La CEDH a condamné la Turquie, mardi, pour atteinte aux droits fondamentaux de Selahattin Demirtas, ancien député et leader kurde, en prison depuis 2016, et "ordonné" à Ankara de le libérer. Une décision rejetée par le président Recep Tayyip Erdogan.
Le président turc Recep Tayyip Erdogan a rejeté mardi la décision rendue plus tôt par la Cour européenne des droits de l'Homme (CEDH) "ordonnant" à Ankara de libérer "dans les plus brefs délais" l'opposant kurde et ancien député Selahattin Demirtas incarcéré depuis 2016.
"Les décisions de la CEDH ne nous contraignent aucunement. Nous allons contre-attaquer et mettre un point final à cette affaire", a-t-il déclaré, selon des propos rapportés par l'agence de presse étatique Anadolu.
Mais contrairement aux affirmations de Recep Tayyip Erdogan, les arrêts rendus par la CEDH ont bel et bien un caractère contraignant pour les pays signataires, comme la Turquie, de la Convention européenne des droits de l'Homme. "Aux termes de l'article 46 de la Convention, les arrêts de la Cour ont un caractère contraignant pour tous les États membres", a indiqué à l'AFP le porte-parole du Conseil de l'Europe, Daniel Holtgen.

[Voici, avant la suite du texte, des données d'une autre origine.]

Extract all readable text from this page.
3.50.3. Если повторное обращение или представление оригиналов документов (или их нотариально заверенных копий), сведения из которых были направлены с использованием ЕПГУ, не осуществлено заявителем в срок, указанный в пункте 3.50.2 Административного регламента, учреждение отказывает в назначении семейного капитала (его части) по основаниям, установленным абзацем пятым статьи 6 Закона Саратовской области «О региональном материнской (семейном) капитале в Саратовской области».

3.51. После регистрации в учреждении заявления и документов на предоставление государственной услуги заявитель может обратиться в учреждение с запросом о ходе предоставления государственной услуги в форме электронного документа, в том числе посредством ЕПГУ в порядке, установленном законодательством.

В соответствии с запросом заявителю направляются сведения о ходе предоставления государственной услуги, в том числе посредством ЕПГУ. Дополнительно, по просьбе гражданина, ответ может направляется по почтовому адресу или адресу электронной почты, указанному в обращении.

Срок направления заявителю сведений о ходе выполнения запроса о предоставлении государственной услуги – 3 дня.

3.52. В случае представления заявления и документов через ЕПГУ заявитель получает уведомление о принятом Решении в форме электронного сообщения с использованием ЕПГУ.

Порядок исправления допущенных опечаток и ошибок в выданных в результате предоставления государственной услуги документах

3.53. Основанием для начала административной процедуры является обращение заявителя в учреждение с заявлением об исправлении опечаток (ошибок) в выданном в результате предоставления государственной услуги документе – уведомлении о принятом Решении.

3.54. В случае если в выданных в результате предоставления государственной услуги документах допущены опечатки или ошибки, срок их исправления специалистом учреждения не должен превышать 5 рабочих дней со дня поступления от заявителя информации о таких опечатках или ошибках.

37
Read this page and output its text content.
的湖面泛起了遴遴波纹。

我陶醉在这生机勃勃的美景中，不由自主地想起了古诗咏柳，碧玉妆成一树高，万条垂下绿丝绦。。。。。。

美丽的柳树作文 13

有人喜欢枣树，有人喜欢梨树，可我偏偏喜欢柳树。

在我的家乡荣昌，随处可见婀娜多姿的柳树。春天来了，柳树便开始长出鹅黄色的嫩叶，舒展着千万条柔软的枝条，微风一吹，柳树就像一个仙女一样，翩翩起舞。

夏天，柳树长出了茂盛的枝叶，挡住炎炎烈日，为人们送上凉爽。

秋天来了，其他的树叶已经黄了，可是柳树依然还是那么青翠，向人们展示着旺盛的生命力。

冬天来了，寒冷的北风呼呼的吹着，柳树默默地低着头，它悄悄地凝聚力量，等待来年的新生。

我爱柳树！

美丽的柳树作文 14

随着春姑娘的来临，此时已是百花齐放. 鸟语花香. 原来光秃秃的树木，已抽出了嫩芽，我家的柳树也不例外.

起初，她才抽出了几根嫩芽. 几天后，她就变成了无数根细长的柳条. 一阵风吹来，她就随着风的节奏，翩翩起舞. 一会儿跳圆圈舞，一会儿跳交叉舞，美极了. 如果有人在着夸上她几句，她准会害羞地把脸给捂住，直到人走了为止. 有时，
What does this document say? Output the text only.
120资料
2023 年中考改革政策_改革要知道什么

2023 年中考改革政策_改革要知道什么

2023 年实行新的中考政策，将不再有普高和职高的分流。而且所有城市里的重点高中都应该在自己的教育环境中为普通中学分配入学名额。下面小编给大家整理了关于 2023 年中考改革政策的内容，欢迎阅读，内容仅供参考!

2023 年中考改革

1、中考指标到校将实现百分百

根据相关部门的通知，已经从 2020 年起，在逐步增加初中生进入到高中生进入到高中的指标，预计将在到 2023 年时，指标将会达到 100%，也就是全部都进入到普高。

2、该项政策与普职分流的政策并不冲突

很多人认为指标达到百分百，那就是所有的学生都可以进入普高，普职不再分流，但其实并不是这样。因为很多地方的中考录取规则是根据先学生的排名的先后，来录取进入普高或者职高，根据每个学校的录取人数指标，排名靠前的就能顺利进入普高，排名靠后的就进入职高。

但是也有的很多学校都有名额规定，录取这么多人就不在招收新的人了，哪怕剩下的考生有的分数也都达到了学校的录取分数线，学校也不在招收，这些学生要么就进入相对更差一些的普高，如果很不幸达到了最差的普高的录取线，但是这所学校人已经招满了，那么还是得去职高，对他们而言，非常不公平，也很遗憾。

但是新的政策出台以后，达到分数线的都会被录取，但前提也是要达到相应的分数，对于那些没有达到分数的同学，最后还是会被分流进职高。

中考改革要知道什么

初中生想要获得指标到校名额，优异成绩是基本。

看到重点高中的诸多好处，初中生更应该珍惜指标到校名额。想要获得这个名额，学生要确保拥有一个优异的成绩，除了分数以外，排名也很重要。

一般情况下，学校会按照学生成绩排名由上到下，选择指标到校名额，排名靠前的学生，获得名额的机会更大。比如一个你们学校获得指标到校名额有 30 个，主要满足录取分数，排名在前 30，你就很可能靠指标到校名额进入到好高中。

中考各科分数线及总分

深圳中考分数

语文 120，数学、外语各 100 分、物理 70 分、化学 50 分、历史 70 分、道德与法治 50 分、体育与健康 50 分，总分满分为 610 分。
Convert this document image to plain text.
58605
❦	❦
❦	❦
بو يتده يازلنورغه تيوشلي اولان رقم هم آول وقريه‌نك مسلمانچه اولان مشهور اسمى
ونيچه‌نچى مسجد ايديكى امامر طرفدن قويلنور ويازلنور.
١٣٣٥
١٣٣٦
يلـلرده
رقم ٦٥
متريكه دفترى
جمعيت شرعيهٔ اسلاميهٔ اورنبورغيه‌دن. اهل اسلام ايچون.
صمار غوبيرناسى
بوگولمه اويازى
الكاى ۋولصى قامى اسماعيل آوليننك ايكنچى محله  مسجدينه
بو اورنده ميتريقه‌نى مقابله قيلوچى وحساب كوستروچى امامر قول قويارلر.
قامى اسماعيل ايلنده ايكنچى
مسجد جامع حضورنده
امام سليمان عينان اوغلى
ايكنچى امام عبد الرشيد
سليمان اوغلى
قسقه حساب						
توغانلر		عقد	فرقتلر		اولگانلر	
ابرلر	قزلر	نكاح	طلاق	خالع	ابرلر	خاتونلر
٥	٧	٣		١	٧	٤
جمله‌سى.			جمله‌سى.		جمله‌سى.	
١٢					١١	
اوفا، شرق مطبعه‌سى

Détenu depuis novembre 2016, l'opposant kurde âgé de 45 ans, candidat malheureux à la présidentielle de juin en Turquie, est l'une des figures de proue du Parti démocratique des peuples (HDP), dont il était le coprésident.
"Étouffer le pluralisme" politique
Dans son arrêt, la Cour de Strasbourg condamne la Turquie, à l’unanimité des juges, pour la durée excessive de la détention provisoire de Selahattin Demirtas et pour violation du droit à des élections libres en raison du statut de l’intéressé. Selon elle, si l'arrestation et la détention reposent sur la base de "raisons plausibles" de le soupçonner d’avoir commis une infraction pénale, la prolongation de son emprisonnement est injustifié et vise à "étouffer le pluralisme" politique en Turquie. La CEDH a également condamné Ankara à verser 10 000 euros au requérant pour dommage moral, et 15 000 euros pour frais et dépens.
Selahattin Demirtas, qui a été condamné en septembre dernier à 4 ans et 8 mois de prison pour "propagande terroriste", est poursuivi dans de nombreux dossiers et encourt jusqu'à 142 ans de prison dans le cadre de son principal procès.
Son incarcération est régulièrement critiquée par les organisations de défense des droits de l'Homme qui accusent Recep Tayyip Erdogan de chercher à étouffer toute voix d'opposition, en particulier depuis la tentative de coup d'État du 15 au 16 juillet 2016.
Après le coup de force, les autorités turques ont lancé des purges d'une ampleur sans précédent qui, au-delà des putschistes et de leurs partisans présumés, ont également visé les milieux prokurdes et la presse critique.